Coinciding with the output above, no luck here. Just the default static entries that Windows provides. Wireshark shows that whenever I have a static IP assigned and I try to ping the gateway IP, the PC keeps sending ARP broadcasts with "Who has 192.168.10.1? Tell 192.168.10.20" (I set 192.168.10.20 as the static IP on the interface).
I should be able to give that a try in the next few days, but based on the arp output I'm not holding my breath that it will work.
Yes, my PC has a wifi interface with a 192.168.0.x/24 address. That's working fine.
Honestly, I had seen that as something to enable in a guide or video somewhere and had made a note to follow up on what it actually meant later. As I mentioned above, I removed the spanning-tree config statements from the vlans and nothing changed.
Thanks again!
Maybe I missed it and I'm tired and probably should not reply but here's some quick thoughts.
I did not see you mentioning the configuration you put on the opnsense box to support your not directly connected vlan.

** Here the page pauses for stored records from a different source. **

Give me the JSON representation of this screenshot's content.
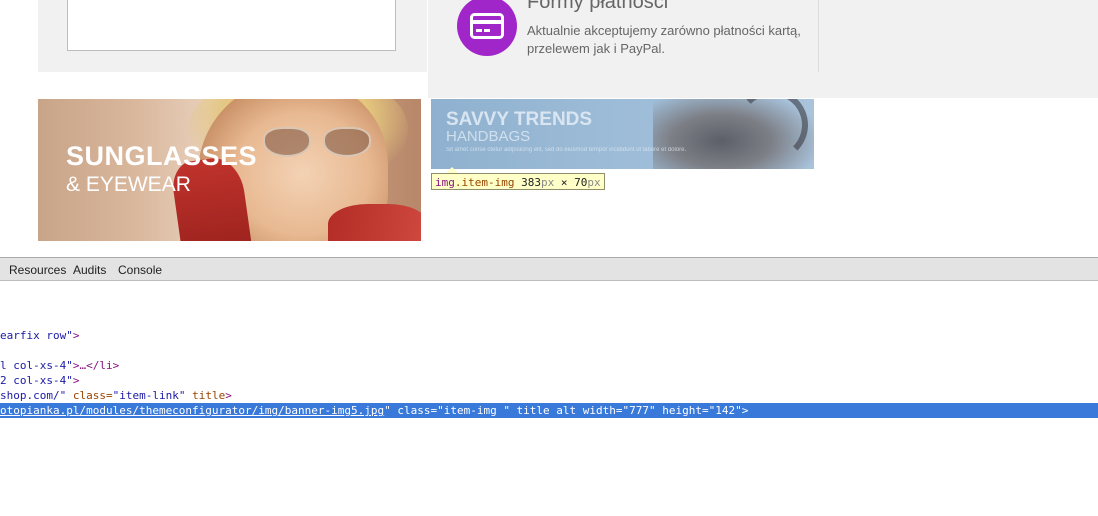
{
  "payment": {
    "title": "Formy płatności",
    "description": "Aktualnie akceptujemy zarówno płatności kartą, przelewem jak i PayPal.",
    "icon": "credit-card-icon",
    "icon_color": "#a026c9"
  },
  "banners": {
    "sunglasses": {
      "title": "SUNGLASSES",
      "subtitle": "& EYEWEAR"
    },
    "handbags": {
      "title": "SAVVY TRENDS",
      "subtitle": "HANDBAGS",
      "fineprint": "Sit amet conse ctetur adipisicing elit, sed do eiusmod tempor incididunt ut labore et dolore."
    }
  },
  "tooltip": {
    "tag": "img",
    "class": ".item-img",
    "width": "383",
    "height": "70",
    "unit": "px",
    "times": "×"
  },
  "devtools": {
    "tabs": [
      "Resources",
      "Audits",
      "Console"
    ],
    "lines": [
      {
        "parts": [
          [
            "earfix row\"",
            "val"
          ],
          [
            ">",
            "tag"
          ]
        ]
      },
      {
        "parts": [
          [
            "l col-xs-4\"",
            "val"
          ],
          [
            ">…</li>",
            "tag"
          ]
        ]
      },
      {
        "parts": [
          [
            "2 col-xs-4\"",
            "val"
          ],
          [
            ">",
            "tag"
          ]
        ]
      },
      {
        "parts": [
          [
            "shop.com/\"",
            "val"
          ],
          [
            " class=",
            "attr"
          ],
          [
            "\"item-link\"",
            "val"
          ],
          [
            " title",
            "attr"
          ],
          [
            ">",
            "tag"
          ]
        ]
      },
      {
        "parts": [
          [
            "otopianka.pl/modules/themeconfigurator/img/banner-img5.jpg",
            "link"
          ],
          [
            "\" class=\"item-img \" title alt width=\"777\" height=\"142\">",
            "plain"
          ]
        ]
      }
    ]
  }
}
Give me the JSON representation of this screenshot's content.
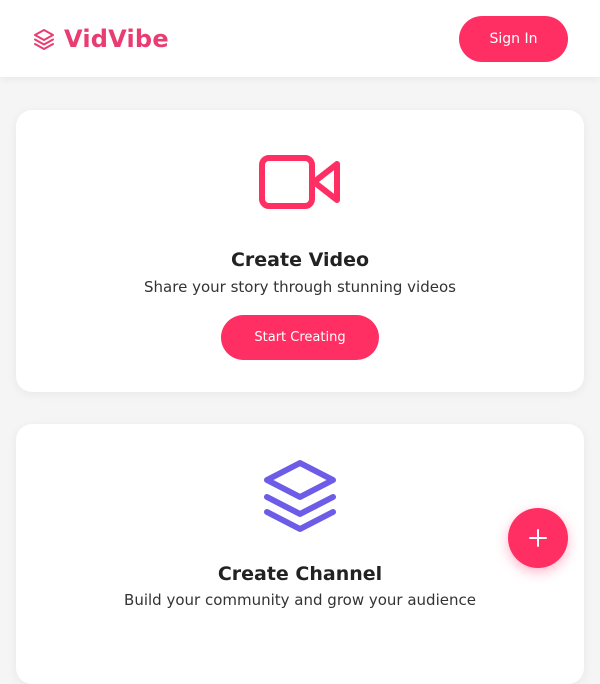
{
  "header": {
    "brand_name": "VidVibe",
    "brand_icon": "layers-icon",
    "signin_label": "Sign In"
  },
  "cards": [
    {
      "icon": "video-camera-icon",
      "title": "Create Video",
      "description": "Share your story through stunning videos",
      "button_label": "Start Creating"
    },
    {
      "icon": "layers-icon",
      "title": "Create Channel",
      "description": "Build your community and grow your audience"
    }
  ],
  "fab": {
    "icon": "plus-icon"
  },
  "colors": {
    "accent": "#ff2f63",
    "brand_text": "#e93d72",
    "channel_icon": "#6c5ce7",
    "background": "#f5f5f5"
  }
}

you may be missing the route back on your opnsense box. switch is able to tr out to the iNet because its sourcing off the .253.1 int which is directly connected to opnsense so opnsense knows how to send back to the switch.
did you put a route on the opnsense box pointing back to for your vlan 10 subnet
e.g. 192.168.10.0/24 via 192.168.253.1
You didn't miss it, and that's a great point. It's not directly related to the problem I'm working through with 192.168.10.1/24 not being able to talk to the switch, but it's something I was going to need to do at some point, so I appreciate the reminder. I just added the static route now.
I missed this earlier - yes, I've tried different cables and different ports on the switch.
I'm not seeing a problem with your config.
The problem, most likely, is a dual-horizon problem. Disable your wifi and I bet it'll work
Your device isn't showing in the ARP table because you have a static IP right now.
Remember, you can only have one default gateway
Last edited:
Thanks again!
No luck, unfortunately. I disabled wifi and then connected to the switch, same symptoms. The wired NIC just gives itself a 169.254 IP even though the switch has a DHCP lease for it.The problem, most likely, is a dual-horizon problem. Disable your wifi and I bet it'll work
Right, at one point I even added a static route to my PC via the wired interface, and even that didn't get me anywhere.